HONOLULU, Hawaii (eTN) – Getting a traffic ticket in Hawaii and forgetting to pay it can get complicated, harassing, and expensive.
Not only will you find a stopper on your drivers license making it impossible to renew your license, not only will you not be able to just pay your ticket at the court, but you will have to send your money to Texas, pay up to 50% in additional fees to a Texas-based collection agency, and add another US$10.00 credit card handling fee for immediate service.
This can easily double the cost of your ticket.
The Hawaii court system, like many other jurisdictions, has contracted with the Texas-based Municipal Service Bureau to collect on Hawaii-issued traffic tickets.
You can expect to receive two phone calls a day, every day until you pay your ticket including the handling fees the agency adds to the ticket amount. Privacy concerns? Not for Hawaii courts. All information is provided by the Honolulu District Court to this privately-owned collection agency in Texas. Once the collection agency is involved, they will be provided with your social security number, your date of birth, your drivers license number, and all your phone numbers, including unlisted numbers.
Don’t try to send a check to the Hawaii courts. Payments for Hawaii traffic tickets are only accepted in Texas.
ETN talked to Daniel Robinson, CEO of RCM Hawaii Debt Collection Agency, about this interesting way the Hawaii government is handling collection of its traffic tickets. Daniel estimates a minimum of 7 full-time jobs could have been created in Hawaii to process traffic collections, and his agency is already set up to do the same, or even a better, job of collecting on Hawaii tickets.
State court administrative services told eTN they went through a bidding system to determine which agency would process ticket collections, and the lowest bidder won. That bidder is based in Texas. There was no preference in hiring a Hawaii-based agency. What about following the lead of the Hawaii state Department of Agriculture? A banner on their website states: “Buy Local. It Matters,” and encourages people to “Join the movement.” We had to suppose that the state government only encourages supporting local jobs when it comes to fruits and vegetables.
Hawaii businesses like Hawaiian Airlines is handling their call center and customer service operation in Manila, Philippines. Where is the corporate responsibility to keep jobs at home?
ETN publisher Juergen Thomas Steinmetz had a chance to talk directly to Hawaii Governor Neil Abercrombie just a couple of days ago. Abercrombie stated: “I’m aware of this, and we’ll get rid of them [Municipal Services].”
Municipal Services in Texas has a multi-year contract, so we’ll have to wait and see how this pans out. Let’s hope the Governor will manage to move these jobs home.
A stopper on a drivers license prevents the renewal of a license. It should be a very reliable way to ensure tickets will eventually be paid. Why would such tickets need to be collected by a collection agency?
Why is there this coercion between a public agency (the court) and a private collection agency? Who is getting a share of the administrative late fees, processing fees, and credit card fees on Hawaii adjudicated traffic tickets?

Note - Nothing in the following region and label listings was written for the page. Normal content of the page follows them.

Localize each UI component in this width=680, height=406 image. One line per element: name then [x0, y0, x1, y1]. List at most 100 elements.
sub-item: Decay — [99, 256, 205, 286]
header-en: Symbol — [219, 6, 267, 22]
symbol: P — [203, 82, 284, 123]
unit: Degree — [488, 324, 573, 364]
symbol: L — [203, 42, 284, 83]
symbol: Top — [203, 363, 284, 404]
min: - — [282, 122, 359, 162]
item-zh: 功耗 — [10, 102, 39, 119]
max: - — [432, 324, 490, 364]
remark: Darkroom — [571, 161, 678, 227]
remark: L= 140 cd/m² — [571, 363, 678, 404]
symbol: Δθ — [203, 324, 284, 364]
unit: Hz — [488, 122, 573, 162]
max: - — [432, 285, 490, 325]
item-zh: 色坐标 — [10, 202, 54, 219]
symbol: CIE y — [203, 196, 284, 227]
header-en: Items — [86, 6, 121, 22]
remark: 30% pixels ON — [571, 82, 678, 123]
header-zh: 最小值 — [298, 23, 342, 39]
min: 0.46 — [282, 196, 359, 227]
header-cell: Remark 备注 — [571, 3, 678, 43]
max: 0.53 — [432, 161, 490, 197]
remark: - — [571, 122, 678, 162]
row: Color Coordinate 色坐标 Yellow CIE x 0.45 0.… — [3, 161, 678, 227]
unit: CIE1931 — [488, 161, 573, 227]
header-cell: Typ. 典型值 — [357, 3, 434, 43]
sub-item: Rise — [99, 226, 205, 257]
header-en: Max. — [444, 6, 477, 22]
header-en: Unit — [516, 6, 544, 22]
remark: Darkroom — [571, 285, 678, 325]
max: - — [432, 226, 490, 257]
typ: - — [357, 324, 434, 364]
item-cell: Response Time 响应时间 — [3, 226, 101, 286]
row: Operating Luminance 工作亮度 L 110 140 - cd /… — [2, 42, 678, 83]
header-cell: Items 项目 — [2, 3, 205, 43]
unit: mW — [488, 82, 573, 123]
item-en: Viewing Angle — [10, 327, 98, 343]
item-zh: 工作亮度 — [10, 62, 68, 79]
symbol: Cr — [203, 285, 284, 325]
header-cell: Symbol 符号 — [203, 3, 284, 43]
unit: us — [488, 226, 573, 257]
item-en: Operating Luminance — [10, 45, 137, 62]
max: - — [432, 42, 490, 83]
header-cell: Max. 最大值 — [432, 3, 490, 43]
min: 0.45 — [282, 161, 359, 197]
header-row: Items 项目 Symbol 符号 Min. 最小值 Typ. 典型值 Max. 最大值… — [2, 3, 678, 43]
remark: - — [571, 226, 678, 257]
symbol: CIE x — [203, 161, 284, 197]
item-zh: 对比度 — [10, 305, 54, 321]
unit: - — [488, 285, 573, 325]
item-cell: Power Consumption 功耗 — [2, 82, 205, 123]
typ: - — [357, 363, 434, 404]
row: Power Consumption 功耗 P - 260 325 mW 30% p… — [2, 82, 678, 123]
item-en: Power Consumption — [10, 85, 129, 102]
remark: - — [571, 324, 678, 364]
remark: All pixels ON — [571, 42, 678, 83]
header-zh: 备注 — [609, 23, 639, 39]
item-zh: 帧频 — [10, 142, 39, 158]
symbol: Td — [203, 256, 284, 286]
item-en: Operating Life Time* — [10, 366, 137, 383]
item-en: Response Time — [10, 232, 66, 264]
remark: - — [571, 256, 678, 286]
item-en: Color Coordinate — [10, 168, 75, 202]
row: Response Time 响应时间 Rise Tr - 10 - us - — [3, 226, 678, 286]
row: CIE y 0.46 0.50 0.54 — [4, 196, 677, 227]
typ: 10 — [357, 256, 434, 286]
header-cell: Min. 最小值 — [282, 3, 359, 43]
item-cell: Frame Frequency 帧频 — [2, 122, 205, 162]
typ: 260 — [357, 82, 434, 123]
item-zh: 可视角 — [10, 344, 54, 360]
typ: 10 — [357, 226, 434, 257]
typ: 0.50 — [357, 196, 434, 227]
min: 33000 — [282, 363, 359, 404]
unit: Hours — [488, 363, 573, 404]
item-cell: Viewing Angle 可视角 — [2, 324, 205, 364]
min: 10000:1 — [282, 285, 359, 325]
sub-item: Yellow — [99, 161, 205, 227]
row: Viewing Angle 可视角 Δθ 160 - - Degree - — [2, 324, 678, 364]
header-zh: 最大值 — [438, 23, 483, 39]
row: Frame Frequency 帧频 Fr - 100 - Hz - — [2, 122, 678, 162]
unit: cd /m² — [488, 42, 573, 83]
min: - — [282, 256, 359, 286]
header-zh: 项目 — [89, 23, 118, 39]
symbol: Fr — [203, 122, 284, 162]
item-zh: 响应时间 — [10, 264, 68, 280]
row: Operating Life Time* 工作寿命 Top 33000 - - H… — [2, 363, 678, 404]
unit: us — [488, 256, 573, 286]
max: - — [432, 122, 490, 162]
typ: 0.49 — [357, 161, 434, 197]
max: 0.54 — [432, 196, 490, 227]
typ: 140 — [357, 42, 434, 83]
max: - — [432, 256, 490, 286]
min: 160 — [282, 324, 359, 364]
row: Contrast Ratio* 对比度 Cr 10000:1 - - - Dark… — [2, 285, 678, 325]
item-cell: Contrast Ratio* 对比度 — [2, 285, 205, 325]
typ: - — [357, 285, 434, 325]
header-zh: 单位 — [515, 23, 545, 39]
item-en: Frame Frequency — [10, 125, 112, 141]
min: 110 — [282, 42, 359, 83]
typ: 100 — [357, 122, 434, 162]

What gives a private out-of-state organization the power to decide who can drive a car in Hawaii?
Is no privacy law violated when a public Hawaii court provides sensitive information about Hawaii citizens including their drivers license numbers, social security numbers, addresses, and unlisted phone numbers?
What assurance is there that the out-of-state collection agency is not sharing or using this information for unrelated activities?
How can it be explained that insurance companies in Hawaii penalize their clients for tickets that had not yet been ruled on?
Does Hawaii government have a privacy problem when it comes to their citizens?